7 comments for “Snowbound in Tuscany

  1. Bedd Gelert
    04/01/2010 at 8:43 pm

    Baroness Murphy,

    Never mind dear, the extra flights to and from Tuscany will increase your carbon footprint gently and the resulting global warming will help to melt that snow in a jiffy…

    Mind you, having seen Wales in all its glory after 3 inches of snow, I do despair slightly at people complaining about the winter weather. Yes, it is a pain not being able to get about, and for older folk it can be downright dangerous. But surely we can take time in our busy lives to ‘stand and stare’ and enjoy the beauty of it ?? It does not last long before we are back to the drab weather of springtime.

    I mean, very few things are really THAT important that they won’t wait a few days, no matter how much we’d like to pretend otherwise.

    Blwyddyn Newydd Dda for 2010.

  2. Croft
    05/01/2010 at 1:48 pm

    I’ve not had so much as a snow flake all winter – frankly I’m feeling rather left out – the UK is seemingly plunged back into the dark ages by a few frosts – well if you believe the press/tv anyway!

  3. 05/01/2010 at 7:56 pm

    The irony of frozen wind turbines.

  4. Gar Hywel
    05/01/2010 at 8:34 pm

    Whilst my good friend Bedd employs terms of endearment for a very noble baroness (perhaps they are acquainted) perhaps I should enter the affray by reminding ..Murphy to WASSAIL her trees.

    My fruit trees were wassailed by myself and my gardener about three weeks ago, a little early I do admit,but I shall also give them a good pep talk in the next week or two to remind them of their responsibilities in the coming year. Singing and dancing to them is usually enough.

    Olives need something extra too.

    • Gar Hywel
      05/01/2010 at 10:13 pm

      Tuscab wassailers Wanted for Baroness Murphy’s olive trees!

      Gently shake some of that snow from each tree you talk to!

      This is a loving gesture!

      if you have got 500 trees you must go all the way round the perimeter, singing and dancing.

      There must be Italian Wassail songfs for the purpose (the trees may not understand English).

      Get to it Baroness or you may not have enough olives to decorticate and press in September!

      Here’s to the Baroness’ olives
      Hey Ho Hey Nonny Nonny Noh!
      No good to the Deech
      now eating SA peach
      Stick with the olive
      and Tuscan snow!
      Hey Nonny nonny noh!

      (sing while dancing round the trees!)

  5. baronessmurphy
    06/01/2010 at 3:08 pm

    Gar Hywel, I never realised i was supposed to wassail the trees but I’ve looked it up today and find this is the very day, Twelfth Night or Epifania here in Italy, that we should wassail the olives. This will surprise them but I guess if it works for cider apples in England it will be OK for olives. Thanks for this vital tip.

    • Gar Hywel
      07/01/2010 at 2:46 pm

      An Italian piano accordion would give them a huge boost for the growing season, but gentle hugs all round will do.
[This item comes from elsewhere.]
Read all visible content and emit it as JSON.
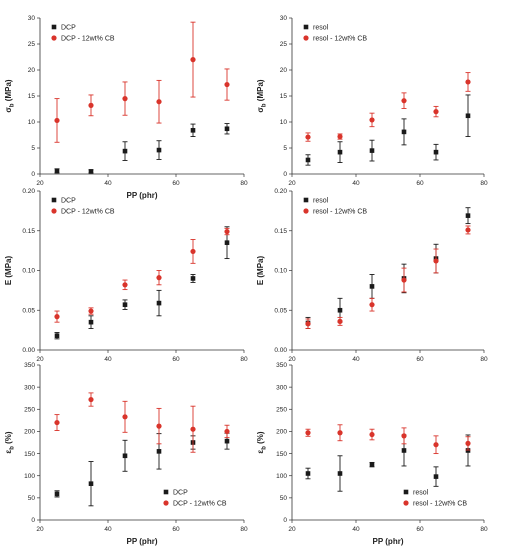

      It was interesting that you should have mentioned it at such a time when they need all the prayers/thought they can get, the trees that is!

      Happy days to you.

      I was looking at some olive groves in Portugal and the profitability, rather than the sheer pleasure, and quiet enjoyment of owning fruit trees, is not so very different between English apples/fruit and Mediteranean/S European olives.

      The labour involved in pitting the olive fruit/meat, then decorticating and pressing to extract oil, is similar but more difficult than the apple mashing and pressing.

      As always, it is the labour which provides the added value to the finished consumer product.

      With olives you’ve got the oil AND the bottled fruit or paste, whereas with the humble apple there is really only the juice or the alcohol cider!

      Decortication might take a long time to learn to do successfully.

      If I had olives, I would make a vast quantity of paste the first year, since that would keep very well indeed, for the whole winter.